National Security Agency (NSA) agent Rick Ledgett said he would consider giving whistle blower Edward Snowden amnesty — as long as the leaks stop. Snowden, who was charged with espionage after releasing classified NSA documents, is currently in Russia where he has asylum.

The whistle blower allegedly stole 1.7 million private NSA documents, but only released 58,000 of them to the press.

Ledgett, head of the NSA task force investigating Snowden’s leaks, said on “60 Minutes,” “My personal view is, yes, [amnesty is] worth having a conversation about.”

In order to consider amnesty, Ledgett said Snowden would need to return his stolen, extensive document stash. Ledgett said, “I would need assurances that the remainder of the data could be secured, and my bar for those assurances would be very high.

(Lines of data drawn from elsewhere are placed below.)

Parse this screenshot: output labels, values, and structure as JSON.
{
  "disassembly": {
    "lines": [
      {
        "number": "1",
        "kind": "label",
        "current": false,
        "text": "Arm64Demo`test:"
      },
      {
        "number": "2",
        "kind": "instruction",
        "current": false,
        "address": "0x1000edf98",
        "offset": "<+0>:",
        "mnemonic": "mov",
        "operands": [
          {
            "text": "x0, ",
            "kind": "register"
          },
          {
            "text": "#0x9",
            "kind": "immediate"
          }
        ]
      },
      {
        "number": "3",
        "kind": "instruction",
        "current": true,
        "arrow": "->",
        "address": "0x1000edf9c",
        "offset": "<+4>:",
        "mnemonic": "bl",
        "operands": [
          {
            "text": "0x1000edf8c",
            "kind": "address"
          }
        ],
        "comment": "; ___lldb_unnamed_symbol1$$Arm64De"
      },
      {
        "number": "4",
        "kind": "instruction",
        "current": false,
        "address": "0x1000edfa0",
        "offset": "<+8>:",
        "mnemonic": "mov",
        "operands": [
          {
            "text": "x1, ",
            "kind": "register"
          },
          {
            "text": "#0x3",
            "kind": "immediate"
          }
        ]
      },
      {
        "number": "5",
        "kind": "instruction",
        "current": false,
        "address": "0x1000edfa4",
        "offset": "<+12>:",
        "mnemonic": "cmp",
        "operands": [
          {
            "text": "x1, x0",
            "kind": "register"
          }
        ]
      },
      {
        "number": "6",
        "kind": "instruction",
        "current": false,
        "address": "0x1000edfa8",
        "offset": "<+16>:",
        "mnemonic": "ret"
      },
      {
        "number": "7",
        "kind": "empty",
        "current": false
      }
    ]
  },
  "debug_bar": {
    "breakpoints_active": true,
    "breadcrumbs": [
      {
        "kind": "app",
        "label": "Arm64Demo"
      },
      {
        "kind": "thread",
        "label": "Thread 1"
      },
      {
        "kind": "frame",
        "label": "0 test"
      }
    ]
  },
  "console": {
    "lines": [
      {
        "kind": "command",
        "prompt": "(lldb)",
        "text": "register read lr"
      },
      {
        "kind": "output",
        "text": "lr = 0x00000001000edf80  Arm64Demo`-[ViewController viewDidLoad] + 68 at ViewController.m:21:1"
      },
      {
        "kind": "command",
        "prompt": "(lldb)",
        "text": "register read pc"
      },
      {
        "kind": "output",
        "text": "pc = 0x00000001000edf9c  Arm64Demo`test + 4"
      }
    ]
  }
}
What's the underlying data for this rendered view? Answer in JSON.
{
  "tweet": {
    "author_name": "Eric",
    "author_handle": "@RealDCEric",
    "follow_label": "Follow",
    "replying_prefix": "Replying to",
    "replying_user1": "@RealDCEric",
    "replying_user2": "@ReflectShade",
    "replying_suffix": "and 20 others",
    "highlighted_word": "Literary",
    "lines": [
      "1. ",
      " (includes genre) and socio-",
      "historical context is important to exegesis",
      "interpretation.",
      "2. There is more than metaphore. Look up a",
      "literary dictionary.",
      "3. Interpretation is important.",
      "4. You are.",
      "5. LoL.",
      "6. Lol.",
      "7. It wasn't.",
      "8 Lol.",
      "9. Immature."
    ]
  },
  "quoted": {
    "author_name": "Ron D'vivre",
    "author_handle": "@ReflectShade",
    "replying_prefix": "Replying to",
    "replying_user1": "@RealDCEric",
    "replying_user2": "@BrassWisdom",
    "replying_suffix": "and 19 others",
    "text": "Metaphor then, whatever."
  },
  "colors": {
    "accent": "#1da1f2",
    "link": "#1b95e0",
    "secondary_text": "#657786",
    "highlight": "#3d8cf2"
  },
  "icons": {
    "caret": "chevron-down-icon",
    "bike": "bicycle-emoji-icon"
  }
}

It would be more than just an assertion on his part.”

But General Keith Alexander, NSA chief, does not agree — giving Snowden amnesty would set a dangerous precedent, he argued.

Also appearing on “60 Minutes,” Alexander said, “This is analogous to a hostage-taker taking 50 people hostage, shooting 10 and then say ‘You give me full amnesty and I’ll let the other 40 go.'” He said that if Snowden got amnesty, other individuals could become encouraged to release classified information and put US security at risk.

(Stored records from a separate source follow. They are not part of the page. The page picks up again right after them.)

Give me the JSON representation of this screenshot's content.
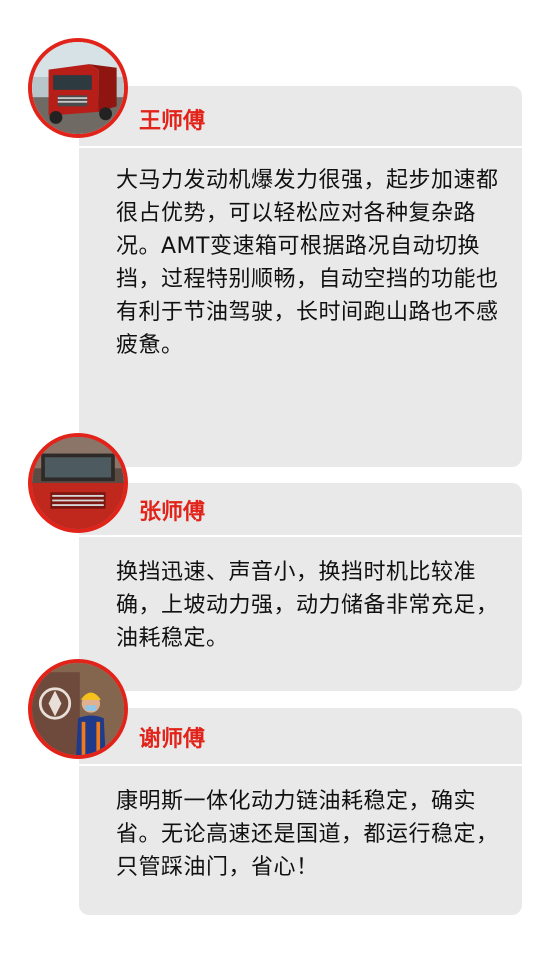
{
  "reviews": [
    {
      "name": "王师傅",
      "text": "大马力发动机爆发力很强，起步加速都很占优势，可以轻松应对各种复杂路况。AMT变速箱可根据路况自动切换挡，过程特别顺畅，自动空挡的功能也有利于节油驾驶，长时间跑山路也不感疲惫。",
      "avatar_icon": "red-truck-photo-icon"
    },
    {
      "name": "张师傅",
      "text": "换挡迅速、声音小，换挡时机比较准确，上坡动力强，动力储备非常充足，油耗稳定。",
      "avatar_icon": "truck-cab-photo-icon"
    },
    {
      "name": "谢师傅",
      "text": "康明斯一体化动力链油耗稳定，确实省。无论高速还是国道，都运行稳定，只管踩油门，省心！",
      "avatar_icon": "driver-with-truck-photo-icon"
    }
  ],
  "colors": {
    "accent": "#e2231a",
    "card_background": "#e9e9e9",
    "text": "#111111"
  }
}
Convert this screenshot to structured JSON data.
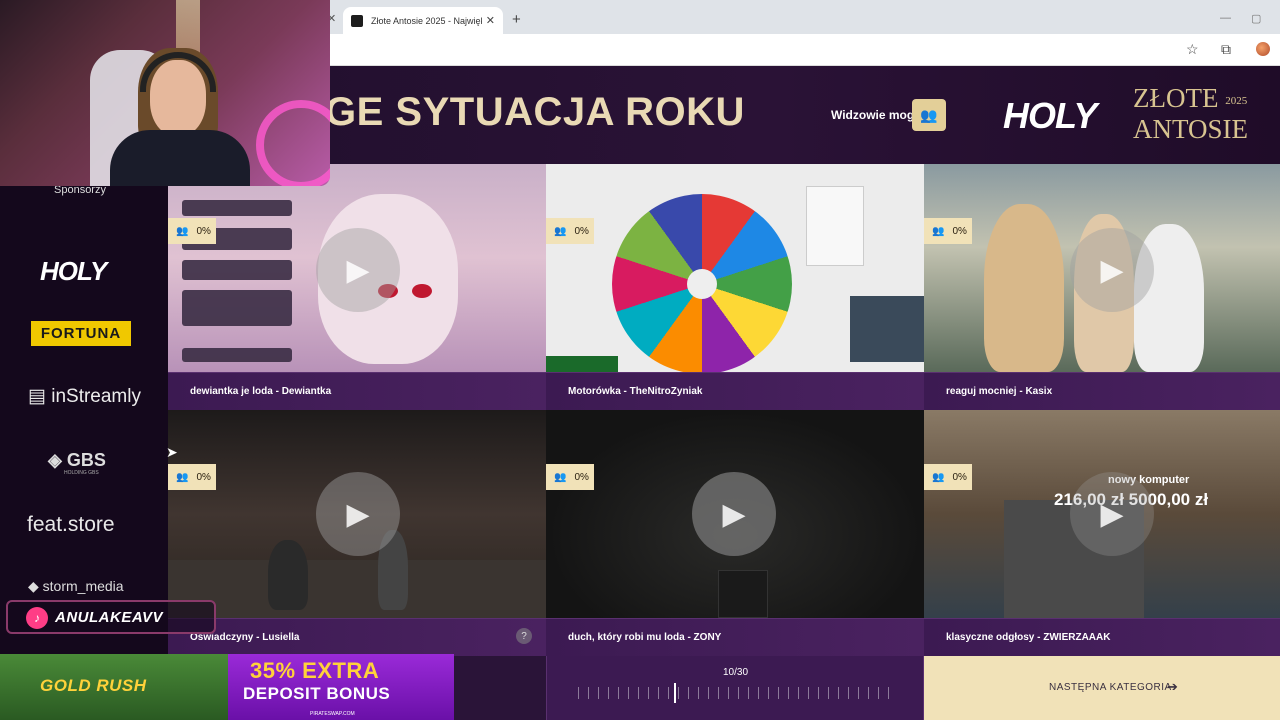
{
  "browser": {
    "tab_title": "Złote Antosie 2025 - Największ",
    "new_tab": "+",
    "tab_close": "✕"
  },
  "header": {
    "category_title": "GE SYTUACJA ROKU",
    "viewers_label": "Widzowie mogą",
    "brand": "HOLY",
    "event_line1": "ZŁOTE",
    "event_year": "2025",
    "event_line2": "ANTOSIE"
  },
  "sidebar": {
    "sponsors_label": "Sponsorzy",
    "sponsors": [
      "HOLY",
      "FORTUNA",
      "inStreamly",
      "GBS",
      "feat.store",
      "storm_media"
    ],
    "gbs_sub": "HOLDING GBS"
  },
  "overlay": {
    "tiktok_handle": "ANULAKEAVV"
  },
  "grid": {
    "tiles": [
      {
        "title": "dewiantka je loda - Dewiantka",
        "percent": "0%"
      },
      {
        "title": "Motorówka - TheNitroZyniak",
        "percent": "0%"
      },
      {
        "title": "reaguj mocniej - Kasix",
        "percent": "0%"
      },
      {
        "title": "Oświadczyny - Lusiella",
        "percent": "0%"
      },
      {
        "title": "duch, który robi mu loda - ZONY",
        "percent": "0%"
      },
      {
        "title": "klasyczne odgłosy - ZWIERZAAAK",
        "percent": "0%"
      }
    ],
    "mc_overlay_label": "nowy komputer",
    "mc_overlay_amounts": "216,00 zł  5000,00 zł",
    "help": "?"
  },
  "footer": {
    "progress": "10/30",
    "progress_value": 10,
    "progress_total": 30,
    "next_category": "NASTĘPNA KATEGORIA"
  },
  "ad": {
    "left_text": "GOLD RUSH",
    "percent_text": "35% EXTRA",
    "bonus_text": "DEPOSIT BONUS",
    "url": "PIRATESWAP.COM"
  },
  "colors": {
    "accent_gold": "#f1e2b8",
    "panel_purple": "#3c1a52",
    "page_bg": "#1a0b22"
  }
}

General Michael Hayden, former NSA chief, agrees with Alexander. He said, “I wouldn’t do it. That simply motivates future Snowdens.”

Amnesty would need to be approved by the Justice Department, which has not commented on the situation.

The “60 Minutes” special is a part of the NSA’s large effort to re-brand itself and rebuild its reputation in the wake of Snowden’s leaks. As a part of this attempt, government agents have been traveling to academic institutions around the country, asserting that surveillance is necessary to keep Americans safe.